Rec. vol. VII at 8-9 (Tr. of March 23, 1999 sentencing). Accordingly, we lack jurisdiction to review the district court’s refusal to depart downward from the Guideline range.
D. Requested Downward Departure Based on Post-Sentencing Rehabilitative Efforts
Mr. De La Fuente also argues that he is entitled to a downward departure based on the fact that he has “undergone a series of social, educational Christian instructive programs that have unequivocally enhanced his self improvement” and that he has “dissociated himself from any nefarious activities and does not have any affiliation with any criminal enterprise or persons.” Aplt’s Pro Se Br. at 20.
In United States v. Warner, 43 F.3d 1335, 1340 (10th Cir.1994), we held that, even in an instance in which a case is remanded for resentencing, conduct of a defendant occurring after the original sentencing proceeding may not be considered by the district court as a basis for downward departure at the second sentencing proceeding. The cases on which Mr. De La Fuente relies do not contradict Warner: they involve rehabilitative efforts occurring after the commission of the offense but before the initial sentencing. See, e.g., United States v.
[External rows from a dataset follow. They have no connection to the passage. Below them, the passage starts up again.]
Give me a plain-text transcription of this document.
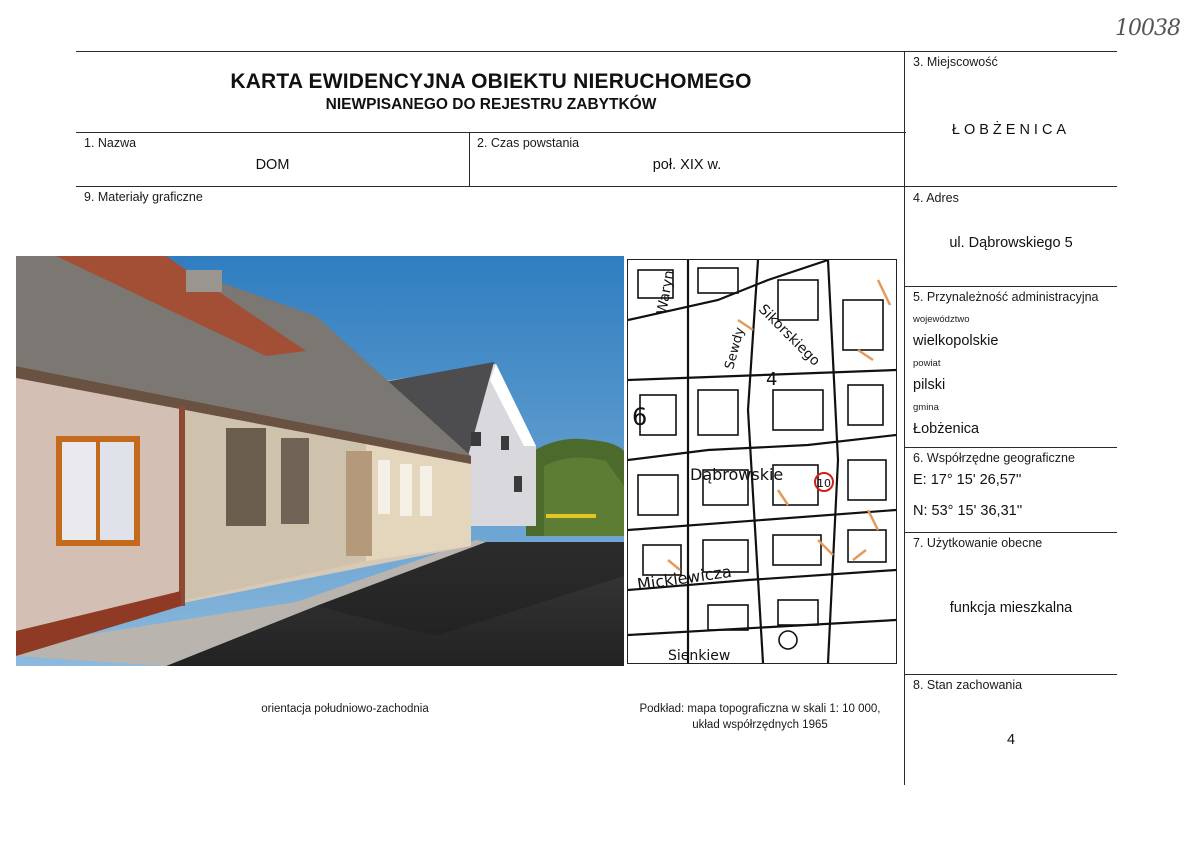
10038
KARTA EWIDENCYJNA OBIEKTU NIERUCHOMEGO
NIEWPISANEGO DO REJESTRU ZABYTKÓW
1. Nazwa
DOM
2. Czas powstania
poł. XIX w.
3. Miejscowość
ŁOBŻENICA
9. Materiały graficzne	4. Adres
ul. Dąbrowskiego 5
5. Przynależność administracyjna
województwo
wielkopolskie
powiat
pilski
gmina
Łobżenica
6. Współrzędne geograficzne
E: 17° 15' 26,57''
N: 53° 15' 36,31''
7. Użytkowanie obecne
funkcja mieszkalna
8. Stan zachowania
4
Dąbrowskie
Mickiewicza
Sienkiew
Sikorskiego
Waryn
Sewdy
4
6
10
orientacja południowo-zachodnia	Podkład: mapa topograficzna w skali 1: 10 000,
układ współrzędnych 1965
Maier, 975 F.2d 944 (2d Cir. 1992) (concluding that defendant’s post-offense, pre-sentencing rehabilitative efforts warranted downward departure); United States v. Harrington, 947 F.2d 956 (D.C. Cir. 1991) (same); see also United States v. Whitaker, 152 F.3d 1238, 1240 (10th Cir.1998) (holding that postoffense rehabilitative efforts “may provide a basis for departure”).
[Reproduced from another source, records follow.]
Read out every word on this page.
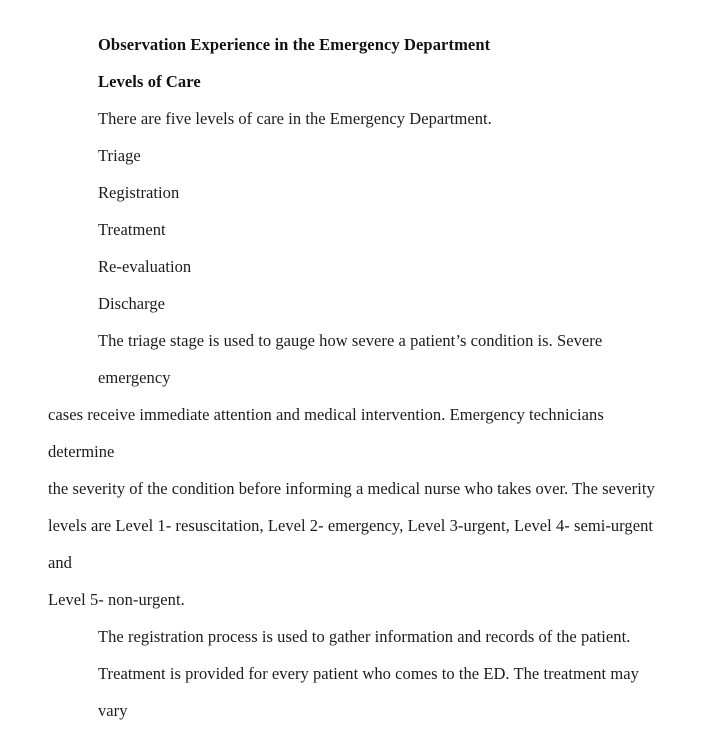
Observation Experience in the Emergency Department
Levels of Care
There are five levels of care in the Emergency Department.
Triage
Registration
Treatment
Re-evaluation
Discharge
The triage stage is used to gauge how severe a patient’s condition is. Severe emergency
cases receive immediate attention and medical intervention. Emergency technicians determine
the severity of the condition before informing a medical nurse who takes over. The severity
levels are Level 1- resuscitation, Level 2- emergency, Level 3-urgent, Level 4- semi-urgent and
Level 5- non-urgent.
The registration process is used to gather information and records of the patient.
Treatment is provided for every patient who comes to the ED. The treatment may vary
Post-sentencing factors warranting sentencing modification are addressed by a federal statute, 18 U.S.C. § 3582 (c)(1). Section 3582 authorizes the Director of Prisons to file a motion seeking a reduction of imprisonment with the district court based on certain factors. There is no indication that the Director of Prisons has filed such a motion here, and a downward departure based on Mr. De La Fuente’s post-sentencing conduct is thus not warranted.
E. Apprendi v. New Jersey
Finally, in a second supplemental brief, Mr. De La Fuente argues that the Surpeme Court’s decision in Apprendi v. New Jersey, 120 S. Ct. 2348 (2000) indicates that the district court erred by failing to instruct the jury that it must find beyond a reasonable doubt that he had been convicted of an aggravated felony. Mr. De La Fuente acknowledges that his argument is foreclosed by the Supreme Court’s prior decision in Almendez-Torres v United States, 523 U.S. 224 (1998).
The Supreme Court there held that 8 U.S.C. § 1326(b)(2) is a penalty provision that authorizes an enhanced sentence and that the government is not required to charge the fact of an earlier conviction in the indictment. However, as Mr. De La Fuente observes, one of the justices in the Almendez-Torres majority stated in a concurrence in Apprendi that the earlier case was incorrectly decided. See Apprendi, 120 S. Ct. at 2379 (Thomas, J., concurring).
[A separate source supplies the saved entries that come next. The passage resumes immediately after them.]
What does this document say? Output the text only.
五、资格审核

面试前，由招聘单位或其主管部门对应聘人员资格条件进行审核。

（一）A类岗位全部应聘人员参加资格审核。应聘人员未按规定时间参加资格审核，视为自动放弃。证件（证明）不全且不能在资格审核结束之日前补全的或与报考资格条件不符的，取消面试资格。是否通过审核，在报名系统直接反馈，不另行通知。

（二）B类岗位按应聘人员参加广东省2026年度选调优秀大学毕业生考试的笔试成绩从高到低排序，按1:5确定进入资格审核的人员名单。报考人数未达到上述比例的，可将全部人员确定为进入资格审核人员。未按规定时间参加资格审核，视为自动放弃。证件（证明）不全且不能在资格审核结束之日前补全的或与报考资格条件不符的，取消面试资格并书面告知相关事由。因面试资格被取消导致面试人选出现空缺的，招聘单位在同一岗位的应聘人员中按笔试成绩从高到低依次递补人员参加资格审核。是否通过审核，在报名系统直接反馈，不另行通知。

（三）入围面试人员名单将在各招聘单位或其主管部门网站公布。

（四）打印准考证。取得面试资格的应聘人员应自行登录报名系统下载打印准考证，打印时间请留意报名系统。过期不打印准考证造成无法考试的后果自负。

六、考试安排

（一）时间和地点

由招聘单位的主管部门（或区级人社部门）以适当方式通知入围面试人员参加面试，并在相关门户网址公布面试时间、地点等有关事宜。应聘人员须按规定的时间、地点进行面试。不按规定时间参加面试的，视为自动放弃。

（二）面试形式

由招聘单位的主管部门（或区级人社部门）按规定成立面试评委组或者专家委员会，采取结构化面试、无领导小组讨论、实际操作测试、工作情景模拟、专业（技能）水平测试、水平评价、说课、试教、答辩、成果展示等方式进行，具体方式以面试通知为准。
Almendez-Torres has not been overrruled, and we are bound to follow it. Indeed, Mr. De La Fuente acknowledges that “relief is currently foreclosed in this court” and that he has raised the argument “in order to preserve his claim for review by the United States Supreme Court.” Aplt’s Second Supp. Br. at 2. We therefore reject Mr. De La Fuente’s Apprendi-based challenge to his conviction and sentence.
We DISMISS for lack of jurisdiction Mr. De La Fuente’s appeal of the district court’s refusal to depart downward from the Guideline range. We AFFIRM the district court’s denial of Mr. De La Fuente’s motion to suppress, as well as his convictions and sentences.